Sajjad Amin Malik

Personal information
- Full name: Sajjad Amin Malik
- Born: 3 December 1973 (age 52)
- Weight: 104.74 kg (230.9 lb)

Sport
- Country: Pakistan
- Sport: Weightlifting
- Weight class: 105 kg
- Team: National team

Medal record
Men's weightlifting
Representing Pakistan
South Asian Games
| Gold medal – first place | 2004 Islamabad | 105 kg |

= Sajjad Amin Malik =

Pakistani weightlifter

Sajjad Amin Malik (born ) is a Pakistani former weightlifter, competing in the 105 kg category and representing Pakistan at international competitions.

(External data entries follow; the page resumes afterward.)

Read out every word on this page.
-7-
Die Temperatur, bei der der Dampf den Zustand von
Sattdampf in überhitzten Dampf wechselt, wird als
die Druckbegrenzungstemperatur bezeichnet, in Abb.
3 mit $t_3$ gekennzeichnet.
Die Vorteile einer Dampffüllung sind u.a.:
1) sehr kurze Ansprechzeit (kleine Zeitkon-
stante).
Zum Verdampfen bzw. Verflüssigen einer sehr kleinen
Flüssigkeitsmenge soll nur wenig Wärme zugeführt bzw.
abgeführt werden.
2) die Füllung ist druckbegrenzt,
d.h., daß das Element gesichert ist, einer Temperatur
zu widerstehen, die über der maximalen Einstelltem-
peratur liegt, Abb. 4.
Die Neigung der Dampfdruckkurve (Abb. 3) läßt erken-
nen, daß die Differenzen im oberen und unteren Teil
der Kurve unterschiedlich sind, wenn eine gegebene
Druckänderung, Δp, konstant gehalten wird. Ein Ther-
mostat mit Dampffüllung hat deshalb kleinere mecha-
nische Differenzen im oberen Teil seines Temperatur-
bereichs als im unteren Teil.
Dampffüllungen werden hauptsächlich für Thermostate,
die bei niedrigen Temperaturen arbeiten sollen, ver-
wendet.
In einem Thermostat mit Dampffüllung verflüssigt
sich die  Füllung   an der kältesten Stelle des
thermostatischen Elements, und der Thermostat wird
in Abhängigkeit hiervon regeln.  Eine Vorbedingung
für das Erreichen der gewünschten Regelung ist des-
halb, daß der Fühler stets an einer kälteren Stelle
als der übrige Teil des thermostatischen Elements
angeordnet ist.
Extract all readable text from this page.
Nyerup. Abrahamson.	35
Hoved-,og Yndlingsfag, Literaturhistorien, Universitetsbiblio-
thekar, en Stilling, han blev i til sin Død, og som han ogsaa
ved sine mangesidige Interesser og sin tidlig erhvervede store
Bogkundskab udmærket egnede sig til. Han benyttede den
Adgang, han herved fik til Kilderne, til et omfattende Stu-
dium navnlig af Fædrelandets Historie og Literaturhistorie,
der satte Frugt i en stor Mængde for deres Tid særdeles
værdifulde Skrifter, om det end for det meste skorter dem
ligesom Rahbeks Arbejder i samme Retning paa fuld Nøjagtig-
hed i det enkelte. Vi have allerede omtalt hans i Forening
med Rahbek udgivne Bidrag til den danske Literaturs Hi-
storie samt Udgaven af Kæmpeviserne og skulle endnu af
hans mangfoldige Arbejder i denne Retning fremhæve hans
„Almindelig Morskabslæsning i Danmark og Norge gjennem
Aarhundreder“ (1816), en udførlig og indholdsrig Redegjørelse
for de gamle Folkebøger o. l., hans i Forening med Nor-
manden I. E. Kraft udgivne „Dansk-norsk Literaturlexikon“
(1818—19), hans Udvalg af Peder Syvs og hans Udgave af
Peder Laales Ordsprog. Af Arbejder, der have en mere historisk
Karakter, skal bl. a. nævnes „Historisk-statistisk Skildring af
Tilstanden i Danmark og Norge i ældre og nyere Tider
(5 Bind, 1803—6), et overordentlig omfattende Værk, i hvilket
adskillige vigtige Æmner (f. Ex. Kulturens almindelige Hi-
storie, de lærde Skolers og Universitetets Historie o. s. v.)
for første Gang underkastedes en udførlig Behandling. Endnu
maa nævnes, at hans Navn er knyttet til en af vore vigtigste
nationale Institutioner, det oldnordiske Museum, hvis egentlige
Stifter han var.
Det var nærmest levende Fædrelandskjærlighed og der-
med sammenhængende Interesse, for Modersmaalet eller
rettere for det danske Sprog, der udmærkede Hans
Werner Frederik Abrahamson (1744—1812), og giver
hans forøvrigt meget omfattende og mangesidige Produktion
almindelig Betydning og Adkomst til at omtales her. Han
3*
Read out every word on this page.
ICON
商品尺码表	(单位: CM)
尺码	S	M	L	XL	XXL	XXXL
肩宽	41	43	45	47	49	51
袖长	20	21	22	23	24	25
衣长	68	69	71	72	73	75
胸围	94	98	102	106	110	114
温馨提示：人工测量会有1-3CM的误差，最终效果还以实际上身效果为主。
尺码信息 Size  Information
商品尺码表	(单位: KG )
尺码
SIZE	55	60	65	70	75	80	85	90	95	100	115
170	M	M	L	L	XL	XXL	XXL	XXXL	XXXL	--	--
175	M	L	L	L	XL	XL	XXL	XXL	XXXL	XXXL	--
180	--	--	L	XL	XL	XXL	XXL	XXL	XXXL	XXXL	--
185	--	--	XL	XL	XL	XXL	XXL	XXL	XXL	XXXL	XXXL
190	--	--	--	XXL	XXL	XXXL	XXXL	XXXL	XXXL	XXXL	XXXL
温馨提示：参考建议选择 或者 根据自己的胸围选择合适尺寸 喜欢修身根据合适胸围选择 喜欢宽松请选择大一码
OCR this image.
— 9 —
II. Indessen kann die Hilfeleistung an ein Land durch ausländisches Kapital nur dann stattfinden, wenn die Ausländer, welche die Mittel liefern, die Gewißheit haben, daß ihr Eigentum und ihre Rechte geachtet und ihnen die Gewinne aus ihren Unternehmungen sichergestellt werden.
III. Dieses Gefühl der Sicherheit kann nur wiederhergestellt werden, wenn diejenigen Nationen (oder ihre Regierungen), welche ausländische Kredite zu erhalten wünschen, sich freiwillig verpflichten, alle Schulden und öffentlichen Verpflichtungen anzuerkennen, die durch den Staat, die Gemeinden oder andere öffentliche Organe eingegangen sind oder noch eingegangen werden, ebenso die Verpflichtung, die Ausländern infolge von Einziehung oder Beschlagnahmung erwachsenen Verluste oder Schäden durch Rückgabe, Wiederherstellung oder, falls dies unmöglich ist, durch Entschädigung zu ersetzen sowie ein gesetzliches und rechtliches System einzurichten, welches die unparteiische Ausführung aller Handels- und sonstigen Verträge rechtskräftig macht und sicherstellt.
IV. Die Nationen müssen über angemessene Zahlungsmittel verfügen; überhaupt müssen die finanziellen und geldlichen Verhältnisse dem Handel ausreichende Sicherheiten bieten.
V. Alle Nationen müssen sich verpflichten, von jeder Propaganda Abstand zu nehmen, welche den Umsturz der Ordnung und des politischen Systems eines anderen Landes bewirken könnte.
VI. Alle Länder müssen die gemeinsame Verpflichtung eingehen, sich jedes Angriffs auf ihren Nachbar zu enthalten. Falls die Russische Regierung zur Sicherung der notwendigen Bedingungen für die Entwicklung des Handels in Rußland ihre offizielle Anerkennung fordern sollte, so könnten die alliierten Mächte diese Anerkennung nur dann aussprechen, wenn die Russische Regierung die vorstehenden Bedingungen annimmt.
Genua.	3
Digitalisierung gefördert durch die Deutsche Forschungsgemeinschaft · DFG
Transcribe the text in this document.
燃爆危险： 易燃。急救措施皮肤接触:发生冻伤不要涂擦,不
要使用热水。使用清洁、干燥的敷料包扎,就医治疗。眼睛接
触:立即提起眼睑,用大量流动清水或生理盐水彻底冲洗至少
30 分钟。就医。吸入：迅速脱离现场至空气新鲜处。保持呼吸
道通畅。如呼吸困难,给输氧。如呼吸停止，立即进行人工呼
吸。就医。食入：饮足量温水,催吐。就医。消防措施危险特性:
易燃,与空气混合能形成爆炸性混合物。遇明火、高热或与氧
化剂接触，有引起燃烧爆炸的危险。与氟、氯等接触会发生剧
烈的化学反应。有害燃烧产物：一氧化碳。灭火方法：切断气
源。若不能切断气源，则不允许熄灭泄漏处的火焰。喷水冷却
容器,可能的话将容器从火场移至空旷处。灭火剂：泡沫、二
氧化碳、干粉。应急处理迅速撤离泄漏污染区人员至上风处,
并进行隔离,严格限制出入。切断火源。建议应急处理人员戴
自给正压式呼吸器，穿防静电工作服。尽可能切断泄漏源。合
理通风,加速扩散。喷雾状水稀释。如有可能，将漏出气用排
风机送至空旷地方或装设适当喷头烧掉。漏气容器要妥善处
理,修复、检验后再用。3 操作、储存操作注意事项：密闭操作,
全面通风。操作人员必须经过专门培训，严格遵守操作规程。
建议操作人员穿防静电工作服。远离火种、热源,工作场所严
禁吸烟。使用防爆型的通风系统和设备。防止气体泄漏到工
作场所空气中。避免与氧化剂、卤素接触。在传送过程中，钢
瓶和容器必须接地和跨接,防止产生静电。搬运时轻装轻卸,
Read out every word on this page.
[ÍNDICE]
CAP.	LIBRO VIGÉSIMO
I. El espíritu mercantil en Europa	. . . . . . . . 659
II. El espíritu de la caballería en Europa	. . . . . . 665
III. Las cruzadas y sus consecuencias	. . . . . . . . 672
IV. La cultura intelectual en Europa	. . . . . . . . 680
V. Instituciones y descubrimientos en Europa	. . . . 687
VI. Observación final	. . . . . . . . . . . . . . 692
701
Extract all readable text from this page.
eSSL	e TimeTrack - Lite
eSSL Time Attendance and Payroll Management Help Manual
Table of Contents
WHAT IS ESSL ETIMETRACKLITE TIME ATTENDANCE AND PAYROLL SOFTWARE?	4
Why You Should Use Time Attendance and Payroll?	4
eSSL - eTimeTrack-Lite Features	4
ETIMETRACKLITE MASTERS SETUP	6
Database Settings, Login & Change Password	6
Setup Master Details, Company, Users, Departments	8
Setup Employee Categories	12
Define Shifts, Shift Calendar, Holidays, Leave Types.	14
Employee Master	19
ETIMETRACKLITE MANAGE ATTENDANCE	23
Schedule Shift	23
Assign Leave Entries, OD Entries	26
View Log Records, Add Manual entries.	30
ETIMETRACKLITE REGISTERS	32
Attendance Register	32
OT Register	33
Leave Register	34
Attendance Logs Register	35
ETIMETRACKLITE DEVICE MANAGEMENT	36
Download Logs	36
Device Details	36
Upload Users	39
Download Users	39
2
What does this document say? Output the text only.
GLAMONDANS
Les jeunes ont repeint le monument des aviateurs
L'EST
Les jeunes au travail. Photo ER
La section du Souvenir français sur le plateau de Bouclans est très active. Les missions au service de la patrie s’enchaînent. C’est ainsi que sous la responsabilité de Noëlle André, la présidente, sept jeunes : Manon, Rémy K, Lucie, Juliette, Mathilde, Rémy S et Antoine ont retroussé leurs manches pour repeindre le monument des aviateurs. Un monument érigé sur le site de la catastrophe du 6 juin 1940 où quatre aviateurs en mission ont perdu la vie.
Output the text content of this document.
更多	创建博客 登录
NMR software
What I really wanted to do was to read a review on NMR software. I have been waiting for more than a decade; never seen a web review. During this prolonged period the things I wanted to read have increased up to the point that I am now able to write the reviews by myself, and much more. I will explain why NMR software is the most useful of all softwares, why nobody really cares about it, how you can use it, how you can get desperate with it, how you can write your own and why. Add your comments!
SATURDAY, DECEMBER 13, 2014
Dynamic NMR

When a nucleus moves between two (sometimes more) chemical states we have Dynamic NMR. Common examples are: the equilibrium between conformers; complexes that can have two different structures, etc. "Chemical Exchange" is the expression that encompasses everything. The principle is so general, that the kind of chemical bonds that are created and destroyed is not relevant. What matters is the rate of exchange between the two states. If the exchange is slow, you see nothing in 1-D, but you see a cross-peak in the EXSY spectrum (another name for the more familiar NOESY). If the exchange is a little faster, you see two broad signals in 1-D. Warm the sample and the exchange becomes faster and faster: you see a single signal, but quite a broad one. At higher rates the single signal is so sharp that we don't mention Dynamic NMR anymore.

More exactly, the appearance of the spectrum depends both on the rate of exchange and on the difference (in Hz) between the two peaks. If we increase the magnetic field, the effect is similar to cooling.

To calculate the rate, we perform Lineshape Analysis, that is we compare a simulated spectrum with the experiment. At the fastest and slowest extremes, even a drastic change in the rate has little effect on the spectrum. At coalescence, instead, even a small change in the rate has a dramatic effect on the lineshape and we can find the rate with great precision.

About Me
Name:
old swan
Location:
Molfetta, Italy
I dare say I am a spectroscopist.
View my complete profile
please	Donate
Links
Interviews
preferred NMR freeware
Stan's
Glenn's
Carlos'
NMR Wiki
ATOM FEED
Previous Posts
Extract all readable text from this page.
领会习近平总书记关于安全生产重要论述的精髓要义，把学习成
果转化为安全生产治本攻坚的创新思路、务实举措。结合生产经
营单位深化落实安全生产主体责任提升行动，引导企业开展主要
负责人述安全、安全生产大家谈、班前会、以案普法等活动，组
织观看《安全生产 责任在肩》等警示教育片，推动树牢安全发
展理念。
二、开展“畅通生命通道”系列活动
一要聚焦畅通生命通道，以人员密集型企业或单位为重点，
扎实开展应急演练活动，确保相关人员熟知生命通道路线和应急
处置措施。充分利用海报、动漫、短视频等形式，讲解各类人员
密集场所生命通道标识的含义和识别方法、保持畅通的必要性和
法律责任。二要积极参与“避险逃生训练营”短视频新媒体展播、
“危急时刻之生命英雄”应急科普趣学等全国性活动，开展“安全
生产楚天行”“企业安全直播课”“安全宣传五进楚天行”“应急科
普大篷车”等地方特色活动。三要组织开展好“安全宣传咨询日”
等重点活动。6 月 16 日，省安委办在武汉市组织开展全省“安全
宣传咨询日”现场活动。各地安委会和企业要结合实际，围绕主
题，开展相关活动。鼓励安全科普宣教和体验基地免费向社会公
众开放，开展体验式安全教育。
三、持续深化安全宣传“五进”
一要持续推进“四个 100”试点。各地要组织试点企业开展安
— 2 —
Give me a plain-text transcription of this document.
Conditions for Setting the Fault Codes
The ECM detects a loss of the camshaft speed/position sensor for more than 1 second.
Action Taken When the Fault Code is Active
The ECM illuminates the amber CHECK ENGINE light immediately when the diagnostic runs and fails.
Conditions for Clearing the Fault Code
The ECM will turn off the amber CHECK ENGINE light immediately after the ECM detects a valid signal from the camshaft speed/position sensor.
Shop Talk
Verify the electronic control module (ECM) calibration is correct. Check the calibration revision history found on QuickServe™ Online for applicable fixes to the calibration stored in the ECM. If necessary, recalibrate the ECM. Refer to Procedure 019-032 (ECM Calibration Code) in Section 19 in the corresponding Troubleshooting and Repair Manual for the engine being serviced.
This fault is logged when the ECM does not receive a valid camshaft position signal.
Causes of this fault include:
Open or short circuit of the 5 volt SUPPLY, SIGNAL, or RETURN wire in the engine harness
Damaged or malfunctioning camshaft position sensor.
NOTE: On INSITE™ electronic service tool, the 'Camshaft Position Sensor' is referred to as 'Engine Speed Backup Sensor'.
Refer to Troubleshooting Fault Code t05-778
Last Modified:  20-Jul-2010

He is the cousin of Pakistani weightlifter Shujauddin Malik.

==Career==
Malik made his international debut at the 2004 South Asian Games held in Islamabad. At these Games he set three new Games records in the 105kg category. His total score was 340 kg, beating the former 1999 record of 325 kg by Indian Manjit Singh. He set this record after breaking both the snatch (155 kg) and clean and jerk (185 kg) Games records, that were held by the same Indian.

Malik represented Pakistan at the 2006 Commonwealth Games, where he was expected to win "at least" a bronze medal. However, he couldn't cope the expectations, and finished fifth after failing to lift the weight of 185 kg in his third attempt. The same year he also participated in the weightlifting competition at the 2006 Asian Games.

For the 2010 Commonwealth Games he was named among the best athletes of the Paikistani team at the Games. At these 2010 Commonwealth Games he competed in the 105 kg event and finished seventh overall.